The objective of the current study was to formulate oxybenzone into nanostructured lipid carriers (NLCs) to enhance its sunscreening efficacy and safety. NLCs of oxybenzone were prepared by the solvent diffusion method. A complete 2(3) factorial design was used for the evaluation of the prepared oxybenzone NLCs. The study design involves the investigation of the effect of three independent variables namely liquid lipid type (Miglyol 812 and oleic acid), liquid lipid concentration (15% and 30%), and oxybenzone concentration (5% and 10% with respect to total lipids) on the particle size (p.s.) , the entrapment efficiency (EE%) and the in vitro drug release after 8 h. The prepared NLCs were spherical in overall shape and were below 0.8 microm. Miglyol 812 and 30% liquid lipid were found to significantly decrease the p.s. and increase the EE% when compared to oleic acid and 15% liquid lipid. Increasing oxybenzone concentration increased significantly the p.s. but did not affect the EE%. NLCs prepared using Miglyol 812, 15% liquid lipid, and 10% oxybenzone showed slower drug release when compared to those prepared using oleic acid, 30% liquid lipid, and 5% oxybenzone, respectively. The candidate oxybenzone-loaded NLC dispersion was then formulated into gel. The incorporation of oxybenzone into NLCs greatly increased the in vitro sun protection factor and erythemal UVA protection factor of oxybenzone more than six- and eightfold, respectively, while providing the advantage of overcoming side effects of free oxybenzone as evidenced by very low irritation potential.

One-to-one comparison of sunscreen efficacy, aesthetics and potential nanotoxicity

Numerous reports have described the superior properties of nanoparticles and their diverse range of applications. Issues of toxicity, workplace safety and environmental impact have also been a concern.
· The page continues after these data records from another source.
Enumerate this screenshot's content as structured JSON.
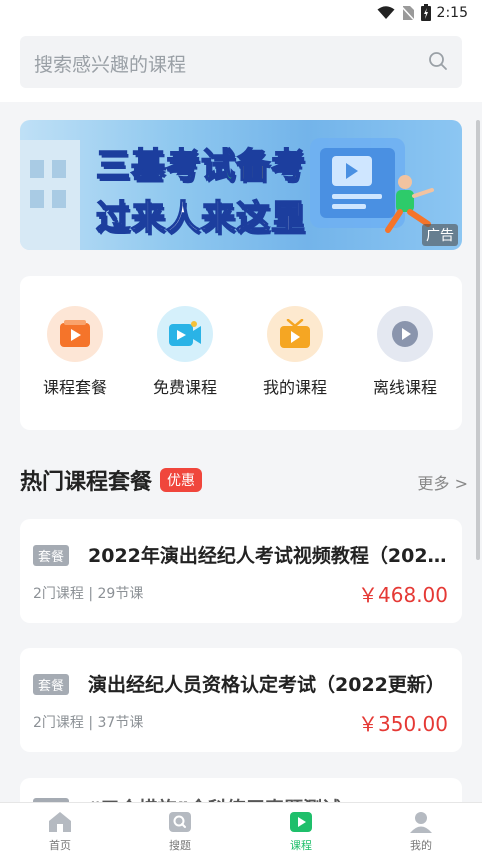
{
  "status_bar": {
    "time": "2:15"
  },
  "search": {
    "placeholder": "搜索感兴趣的课程"
  },
  "banner": {
    "line1_part1": "三基",
    "line1_part2": "考试",
    "line1_part3": "备考",
    "line2": "过来人来这里",
    "ad_label": "广告"
  },
  "quick_actions": [
    {
      "label": "课程套餐",
      "icon": "course-package-icon",
      "color": "#f5742a"
    },
    {
      "label": "免费课程",
      "icon": "free-course-icon",
      "color": "#2ab3e6"
    },
    {
      "label": "我的课程",
      "icon": "my-course-icon",
      "color": "#f5a623"
    },
    {
      "label": "离线课程",
      "icon": "offline-course-icon",
      "color": "#8a95ad"
    }
  ],
  "hot_section": {
    "title": "热门课程套餐",
    "badge": "优惠",
    "more": "更多 >"
  },
  "courses": [
    {
      "tag": "套餐",
      "title": "2022年演出经纪人考试视频教程（2022年...",
      "meta": "2门课程 | 29节课",
      "price": "￥468.00"
    },
    {
      "tag": "套餐",
      "title": "演出经纪人员资格认定考试（2022更新）",
      "meta": "2门课程 | 37节课",
      "price": "￥350.00"
    },
    {
      "tag": "套餐",
      "title": "“三个措施”全科练习真题测试"
    }
  ],
  "tabs": [
    {
      "label": "首页",
      "icon": "home-icon",
      "active": false
    },
    {
      "label": "搜题",
      "icon": "search-question-icon",
      "active": false
    },
    {
      "label": "课程",
      "icon": "course-play-icon",
      "active": true
    },
    {
      "label": "我的",
      "icon": "profile-icon",
      "active": false
    }
  ],
  "colors": {
    "accent": "#1fbf6b",
    "price": "#e53935",
    "badge": "#f0463c"
  }
}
Here we show a theoretical comparison of how the size of titanium dioxide nanoparticles and their concentration in sunscreens can affect efficacy, aesthetics and potential toxicity from free radical production. The simulation results reveal that, unless very small nanoparticles can be shown to be safe, there is no combination of particle size and concentration that will deliver optimal performance in terms of sun protection and aesthetics. Such a theoretical method complements well the experimental approach for identifying these characteristics.